De la naturalisation des compétences à la double journée de travail en passant par la précarité qui concerne majoritairement les femmes, le confinement a révélé que l’idéologie des sphères séparées – aux hommes la sphère publique et professionnelle, aux femmes la sphère privée – institutionnalisée par le Code civil de 1804 continue de peser lourdement et d’induire des inégalités importantes.

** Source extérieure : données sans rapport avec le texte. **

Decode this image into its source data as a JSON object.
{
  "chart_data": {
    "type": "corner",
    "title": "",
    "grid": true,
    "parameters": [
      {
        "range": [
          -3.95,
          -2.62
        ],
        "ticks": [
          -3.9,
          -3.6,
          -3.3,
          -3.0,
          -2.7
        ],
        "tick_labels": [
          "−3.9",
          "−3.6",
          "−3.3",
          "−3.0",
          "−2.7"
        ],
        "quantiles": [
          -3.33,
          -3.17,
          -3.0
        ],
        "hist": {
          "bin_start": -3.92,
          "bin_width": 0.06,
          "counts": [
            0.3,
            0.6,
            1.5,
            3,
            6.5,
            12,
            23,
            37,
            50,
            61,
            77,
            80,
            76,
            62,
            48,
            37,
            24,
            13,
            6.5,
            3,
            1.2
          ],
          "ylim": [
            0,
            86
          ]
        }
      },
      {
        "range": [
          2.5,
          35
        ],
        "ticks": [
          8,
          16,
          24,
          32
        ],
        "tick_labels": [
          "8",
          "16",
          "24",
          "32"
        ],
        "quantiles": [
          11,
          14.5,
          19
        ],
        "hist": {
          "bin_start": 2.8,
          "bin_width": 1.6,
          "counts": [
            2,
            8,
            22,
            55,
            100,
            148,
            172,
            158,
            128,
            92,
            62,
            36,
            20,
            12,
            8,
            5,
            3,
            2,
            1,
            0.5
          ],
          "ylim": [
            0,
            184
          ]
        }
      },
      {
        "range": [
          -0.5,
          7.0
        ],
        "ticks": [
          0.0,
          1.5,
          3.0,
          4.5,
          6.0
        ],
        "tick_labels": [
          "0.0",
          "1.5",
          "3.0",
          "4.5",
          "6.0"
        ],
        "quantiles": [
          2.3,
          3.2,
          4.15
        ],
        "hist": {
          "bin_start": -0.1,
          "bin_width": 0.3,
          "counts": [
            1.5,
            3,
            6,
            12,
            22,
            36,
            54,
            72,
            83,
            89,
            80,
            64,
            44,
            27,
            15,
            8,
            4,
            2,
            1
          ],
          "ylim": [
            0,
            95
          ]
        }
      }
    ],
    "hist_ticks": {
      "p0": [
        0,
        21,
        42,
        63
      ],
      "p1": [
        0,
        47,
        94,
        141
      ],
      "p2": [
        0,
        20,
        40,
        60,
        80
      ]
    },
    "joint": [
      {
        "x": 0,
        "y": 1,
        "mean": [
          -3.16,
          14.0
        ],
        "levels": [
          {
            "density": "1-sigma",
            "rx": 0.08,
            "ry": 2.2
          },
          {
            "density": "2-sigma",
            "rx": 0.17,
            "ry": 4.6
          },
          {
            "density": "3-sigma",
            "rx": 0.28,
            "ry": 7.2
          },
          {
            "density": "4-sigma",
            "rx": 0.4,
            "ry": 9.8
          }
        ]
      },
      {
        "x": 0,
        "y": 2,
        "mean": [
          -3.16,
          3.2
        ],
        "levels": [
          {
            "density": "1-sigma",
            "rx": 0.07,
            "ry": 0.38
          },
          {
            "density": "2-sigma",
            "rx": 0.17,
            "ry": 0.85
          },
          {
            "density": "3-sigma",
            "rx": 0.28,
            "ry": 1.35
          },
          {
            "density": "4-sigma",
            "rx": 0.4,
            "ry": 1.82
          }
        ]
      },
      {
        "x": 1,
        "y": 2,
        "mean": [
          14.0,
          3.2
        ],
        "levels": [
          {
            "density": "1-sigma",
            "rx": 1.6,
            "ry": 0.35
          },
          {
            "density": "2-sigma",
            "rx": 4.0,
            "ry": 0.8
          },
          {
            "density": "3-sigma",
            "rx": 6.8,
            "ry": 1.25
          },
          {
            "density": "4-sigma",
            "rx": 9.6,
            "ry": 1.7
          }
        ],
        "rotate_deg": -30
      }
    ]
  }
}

Bien sûr, toutes les femmes ne se sont pas trouvées dans les mêmes conditions de travail professionnel et domestique dans la période du fait des disparités de classe et du racisme systémique. Ainsi, quelques semaines après le déconfinement, les premières enquêtes rendent compte précisément de la façon dont les cadres ont pu télétravailler quand les ouvriers et les employés ont bien souvent été contraints de se rendre sur leurs lieux de travail risquant davantage de contamination.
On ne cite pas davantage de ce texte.